Pronto iba a matarlo y darle toda esta riqueza a su compañero, Ailill.

De repente, escuchó el batir de alas.

Giró la cabeza para mirar afuera.

La luna brillaba intensamente y, en pocos días, sería luna de sangre.

Despidió a su doncella instantáneamente y abrió la puerta de su habitación con cautela.

Tan pronto como la abrió, Ailill entró apresuradamente.

—¡Ailill!

—ahogó un grito—.

¿Qué demonios estás haciendo?

—Cerró la puerta tras ella y corrió las cortinas—.

¿Cómo pasaste a todos los guardias del palacio?

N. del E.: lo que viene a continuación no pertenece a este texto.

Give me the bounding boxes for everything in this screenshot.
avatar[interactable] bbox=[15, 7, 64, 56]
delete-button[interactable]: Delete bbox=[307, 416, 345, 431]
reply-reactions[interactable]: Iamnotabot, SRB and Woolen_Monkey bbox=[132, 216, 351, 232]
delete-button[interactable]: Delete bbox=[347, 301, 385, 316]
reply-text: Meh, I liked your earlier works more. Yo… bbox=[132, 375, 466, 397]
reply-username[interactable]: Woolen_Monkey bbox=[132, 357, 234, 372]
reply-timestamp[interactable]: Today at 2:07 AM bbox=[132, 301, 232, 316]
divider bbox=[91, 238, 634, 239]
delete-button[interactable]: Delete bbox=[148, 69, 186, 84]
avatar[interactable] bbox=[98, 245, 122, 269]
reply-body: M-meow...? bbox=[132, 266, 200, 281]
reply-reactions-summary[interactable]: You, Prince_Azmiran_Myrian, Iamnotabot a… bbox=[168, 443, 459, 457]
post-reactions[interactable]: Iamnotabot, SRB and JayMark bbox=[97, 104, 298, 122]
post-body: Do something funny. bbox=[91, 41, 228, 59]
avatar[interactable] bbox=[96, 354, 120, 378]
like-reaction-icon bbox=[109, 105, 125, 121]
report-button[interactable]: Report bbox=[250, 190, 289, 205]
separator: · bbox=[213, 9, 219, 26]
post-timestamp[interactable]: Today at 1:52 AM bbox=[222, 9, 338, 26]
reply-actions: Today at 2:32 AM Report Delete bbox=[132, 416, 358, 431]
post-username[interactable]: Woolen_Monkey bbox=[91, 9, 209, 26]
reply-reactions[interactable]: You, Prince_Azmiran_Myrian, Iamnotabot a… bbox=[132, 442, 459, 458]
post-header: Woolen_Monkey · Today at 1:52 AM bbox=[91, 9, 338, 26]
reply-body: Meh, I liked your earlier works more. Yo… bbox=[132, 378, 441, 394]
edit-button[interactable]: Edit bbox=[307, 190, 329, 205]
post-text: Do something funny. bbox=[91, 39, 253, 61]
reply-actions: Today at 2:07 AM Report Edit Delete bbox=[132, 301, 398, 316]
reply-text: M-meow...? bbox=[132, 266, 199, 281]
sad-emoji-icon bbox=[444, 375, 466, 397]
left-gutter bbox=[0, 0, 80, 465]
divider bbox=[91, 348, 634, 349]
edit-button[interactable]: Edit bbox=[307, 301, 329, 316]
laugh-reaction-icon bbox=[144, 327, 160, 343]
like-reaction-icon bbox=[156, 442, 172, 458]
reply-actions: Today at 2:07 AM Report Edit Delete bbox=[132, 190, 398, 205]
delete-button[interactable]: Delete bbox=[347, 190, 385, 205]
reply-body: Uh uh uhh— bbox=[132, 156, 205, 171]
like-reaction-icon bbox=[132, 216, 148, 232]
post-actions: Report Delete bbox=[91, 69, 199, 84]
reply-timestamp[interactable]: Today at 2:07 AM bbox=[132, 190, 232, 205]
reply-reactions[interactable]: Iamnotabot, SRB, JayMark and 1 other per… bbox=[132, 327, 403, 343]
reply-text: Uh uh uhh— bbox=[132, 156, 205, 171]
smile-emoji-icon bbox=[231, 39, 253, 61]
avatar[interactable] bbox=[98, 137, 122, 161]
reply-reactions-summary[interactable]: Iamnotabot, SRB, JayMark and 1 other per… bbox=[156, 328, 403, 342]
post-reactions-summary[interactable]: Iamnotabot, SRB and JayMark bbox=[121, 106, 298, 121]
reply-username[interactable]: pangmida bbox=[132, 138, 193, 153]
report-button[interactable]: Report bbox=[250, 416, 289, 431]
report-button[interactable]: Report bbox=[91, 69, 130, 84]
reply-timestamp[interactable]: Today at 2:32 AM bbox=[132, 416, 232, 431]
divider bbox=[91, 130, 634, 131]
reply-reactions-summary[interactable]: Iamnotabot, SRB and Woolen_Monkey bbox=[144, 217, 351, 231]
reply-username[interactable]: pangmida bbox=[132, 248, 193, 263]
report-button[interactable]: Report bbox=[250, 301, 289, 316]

Ailill recogió sus alas y la agarró por la cintura.

—Necesito follarte.

¡Ahora!

—¿Estás loco?

—dijo ella, sintiéndose tensa como el infierno—.

¡Si llegan a saber que estás aquí, te matarán!

—¡No me importa!

—dijo.

Había venido tras ella desde Vilinski—.

¿Por qué no regresaste?

Dijiste que volverías en unos días.

—Bajó la cabeza para besar su mandíbula.

—Las cosas han sido diferentes.

¡Tengo que arreglármelas!

La empujó contra la pared y la giró para que su pecho quedara presionado contra ella.

Agarró sus manos y las sujetó con una mano mientras que con la otra, levantó su vestido.

Bajó sus pantalones y metió su polla dentro de ella de golpe.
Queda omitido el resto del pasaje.